Extending the value of your QRadar investment with monitoring of AD and file system activity
By utilizing StealthINTERCEPT®, the Windows Event Monitor for QRadar provides the ability to feed concise detail regarding file system access and Active Directory modifications to QRadar in real time. By distilling change and access activities into individual, complete, self-contained access events, this integration efficiently collects and delivers critical activity information for easy consumption and correlation by QRadar. These events are often impractical to collect and make sense of using standard Windows EventLog technology, as they can be extremely disjointed and in some cases incomplete. Additionally, high volume EventLog traffic historically introduces unacceptable overhead to servers that are configured to collect everything. The StealthINTERCEPT (SI) event collection approach brings to bear deep introspection that has been specifically geared for completeness and efficiency for the specific event types that it collects.
By extending monitoring visibility for applications and data for access configuration changes, and file system contents and permissions access, the StealthINTERCEPT® integration provides real savings in terms of identifying and mitigating unauthorized or potentially risky activities in the environment.

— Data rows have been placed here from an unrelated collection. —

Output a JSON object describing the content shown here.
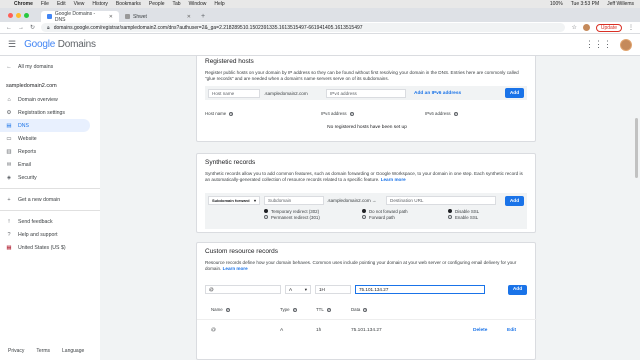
{
  "mac": {
    "apple": "",
    "app": "Chrome",
    "menus": [
      "File",
      "Edit",
      "View",
      "History",
      "Bookmarks",
      "People",
      "Tab",
      "Window",
      "Help"
    ],
    "battery": "100%",
    "clock": "Tue 3:53 PM",
    "user": "Jeff Willems"
  },
  "tabs": [
    {
      "title": "Google Domains - DNS"
    },
    {
      "title": "Shwet"
    }
  ],
  "url": "domains.google.com/registrar/sampledomain2.com/dns?authuser=2&_ga=2.218289510.1502391335.1613515497-661941405.1613515497",
  "update_label": "Update",
  "app": {
    "logo_google": "Google",
    "logo_domains": "Domains"
  },
  "sidebar": {
    "back": "All my domains",
    "domain": "sampledomain2.com",
    "items": [
      {
        "label": "Domain overview",
        "icon": "home-icon"
      },
      {
        "label": "Registration settings",
        "icon": "gear-icon"
      },
      {
        "label": "DNS",
        "icon": "dns-icon"
      },
      {
        "label": "Website",
        "icon": "web-icon"
      },
      {
        "label": "Reports",
        "icon": "reports-icon"
      },
      {
        "label": "Email",
        "icon": "email-icon"
      },
      {
        "label": "Security",
        "icon": "shield-icon"
      }
    ],
    "new_domain": "Get a new domain",
    "feedback": "Send feedback",
    "help": "Help and support",
    "country": "United States (US $)"
  },
  "footer": {
    "privacy": "Privacy",
    "terms": "Terms",
    "language": "Language"
  },
  "registered": {
    "title": "Registered hosts",
    "desc": "Register public hosts on your domain by IP address so they can be found without first resolving your domain in the DNS. Entries here are commonly called \"glue records\" and are needed when a domain's name servers serve on of its subdomains.",
    "host_placeholder": "Host name",
    "suffix": ".sampledomain2.com",
    "ip_placeholder": "IPv4 address",
    "add_ipv6": "Add an IPv6 address",
    "add": "Add",
    "col_host": "Host name",
    "col_ipv4": "IPv4 address",
    "col_ipv6": "IPv6 address",
    "empty": "No registered hosts have been set up"
  },
  "synthetic": {
    "title": "Synthetic records",
    "desc": "Synthetic records allow you to add common features, such as domain forwarding or Google Workspace, to your domain in one step. Each synthetic record is an automatically-generated collection of resource records related to a specific feature.",
    "learn": "Learn more",
    "type": "Subdomain forward",
    "sub_placeholder": "Subdomain",
    "suffix": ".sampledomain2.com →",
    "dest_placeholder": "Destination URL",
    "add": "Add",
    "r1": "Temporary redirect (302)",
    "r2": "Permanent redirect (301)",
    "p1": "Do not forward path",
    "p2": "Forward path",
    "s1": "Disable SSL",
    "s2": "Enable SSL"
  },
  "custom": {
    "title": "Custom resource records",
    "desc": "Resource records define how your domain behaves. Common uses include pointing your domain at your web server or configuring email delivery for your domain.",
    "learn": "Learn more",
    "name_val": "@",
    "type_val": "A",
    "ttl_val": "1H",
    "ip_val": "75.101.134.27",
    "add": "Add",
    "col_name": "Name",
    "col_type": "Type",
    "col_ttl": "TTL",
    "col_data": "Data",
    "row": {
      "name": "@",
      "type": "A",
      "ttl": "1h",
      "data": "75.101.134.27",
      "delete": "Delete",
      "edit": "Edit"
    }
  }
}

These savings are realized through expediting awareness (early detection and detailed reporting) of potentially costly issues of inadvertent or malicious changes in access rights (based on groups), global configuration (in the form of GPOs) or access to sensitive data. By identifying and alerting on these situations, appropriate remediation steps can be taken as soon as possible to prevent or mitigate resultant security fallout or interruption of service to critical applications. This information can also be correlated with network access activity data from QRADAR to further pinpoint the source of malicious activities for a more definitive picture of exposures and remediation options.
In addition, this integration facilitates the visualization of Active Directory and file system usage patterns, enabling the formulation of steps to minimize costs that could be incurred when these repositories are moved, migrated, or otherwise caused to become unavailable to critical applications or individuals that rely on them.